I first read the book The Prophet by Kahlil Gibran about a decade back, and it left a lasting impression on me. The verses and thoughts on wide-ranging topics like life, children, work, death, and more; intuitively resonated with me. I have tried to subconsciously emulate his ideas and style in my writing and poetry.
The other day, I posted my thoughts on Giving, which were written a decade back, but were lost in digital form. When researching him after an interlude, I realized an animated movie was made on his seminal book – as a passion project by the producers. So, the kids and I watched it as part of our Friday kids movie night. Initially, I wasn’t sure if the 6-year-old would be able to sit through it, but boy how my concerns were unfounded. She was enthralled with the visuals, even if she couldn’t imbibe the poetry. Perhaps the light-hearted character of the little girl following a Poet, was relatable to her, maybe in more ways than one.
I was surprised that even though the book had been immensely popular in popular culture, the movie didn’t receive wider recognition. I feel the creators have done a tight balancing act, keeping the spirit of Gibran’s sermons alive in their pure form yet keeping the storyline and visuals engaging enough to pull the audience to his words. I found myself being drawn in, subtitles on, and hanging on to each verse as the eyes were salivating the visual treat.
In one of those best kind of ironies, I feel their work echoes Gibran’s poem on Work –
Then a ploughman said, Speak to us of Work.
And he answered, saying:
You work that you may keep pace with the earth and the soul of the earth.
For to be idle is to become a stranger unto the seasons, and to step out of life’s procession, that marches in majesty and proud submission towards the infinite.
When you work you are a flute through whose heart the whispering of the hours turns to music.
Which of you would be a reed, dumb and silent, when all else sings together in unison?
Always you have been told that work is a curse and labour a misfortune.
But I say to you that when you work you fulfil a part of earth’s furthest dream, assigned to you when the dream was born,
And in keeping yourself with labour you are in truth loving life,
And to love life through labour is to be intimate with life’s inmost secret.
But if you in your pain call birth an affliction and the support of the flesh a curse written upon your brow, then I answer that naught but the sweat of your brow shall wash away that which is written.
You have been told also that life is darkness, and in your weariness you echo what was said by the weary.

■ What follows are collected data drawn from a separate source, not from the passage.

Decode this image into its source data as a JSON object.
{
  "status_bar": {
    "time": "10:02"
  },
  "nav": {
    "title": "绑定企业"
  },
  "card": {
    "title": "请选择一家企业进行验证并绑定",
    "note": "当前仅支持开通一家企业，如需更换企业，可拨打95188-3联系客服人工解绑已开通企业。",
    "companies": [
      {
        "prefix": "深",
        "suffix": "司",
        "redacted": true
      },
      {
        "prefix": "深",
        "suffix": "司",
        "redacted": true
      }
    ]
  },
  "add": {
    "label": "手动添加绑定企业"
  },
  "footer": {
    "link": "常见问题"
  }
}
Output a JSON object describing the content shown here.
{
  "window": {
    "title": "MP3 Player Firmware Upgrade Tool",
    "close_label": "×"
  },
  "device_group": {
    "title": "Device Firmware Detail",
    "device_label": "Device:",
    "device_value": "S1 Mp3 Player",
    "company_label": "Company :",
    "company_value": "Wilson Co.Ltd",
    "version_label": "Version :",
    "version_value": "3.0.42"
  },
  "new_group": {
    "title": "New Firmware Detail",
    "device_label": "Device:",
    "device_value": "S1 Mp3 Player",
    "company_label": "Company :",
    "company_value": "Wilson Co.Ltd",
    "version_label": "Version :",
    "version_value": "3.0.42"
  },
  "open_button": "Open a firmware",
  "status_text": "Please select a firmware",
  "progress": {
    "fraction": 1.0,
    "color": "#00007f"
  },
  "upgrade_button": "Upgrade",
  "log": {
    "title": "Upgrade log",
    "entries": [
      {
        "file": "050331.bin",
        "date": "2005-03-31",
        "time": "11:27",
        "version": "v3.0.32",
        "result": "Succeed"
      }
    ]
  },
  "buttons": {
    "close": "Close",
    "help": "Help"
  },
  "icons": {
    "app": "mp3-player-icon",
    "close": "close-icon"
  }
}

And I say that life is indeed darkness save when there is urge,
And all urge is blind save when there is knowledge,
And all knowledge is vain save when there is work,
And all work is empty save when there is love;
And when you work with love you bind yourself to yourself, and to one another, and to God.
And what is it to work with love?
It is to weave the cloth with threads drawn from your heart, even as if your beloved were to wear that cloth.
It is to build a house with affection, even as if your beloved were to dwell in that house.
It is to sow seeds with tenderness and reap the harvest with joy, even as if your beloved were to eat the fruit.
It is to charge all things you fashion with a breath of your own spirit,
And to know that all the blessed dead are standing about you and watching.
Often have I heard you say, as if speaking in sleep, “He who works in marble, and finds the shape of his own soul in the stone, is nobler than he who ploughs the soil.
And he who seizes the rainbow to lay it on a cloth in the likeness of man, is more than he who makes the sandals for our feet.”
But I say, not in sleep but in the overwakefulness of noontide, that the wind speaks not more sweetly to the giant oaks than to the least of all the blades of grass;
And he alone is great who turns the voice of the wind into a song made sweeter by his own loving.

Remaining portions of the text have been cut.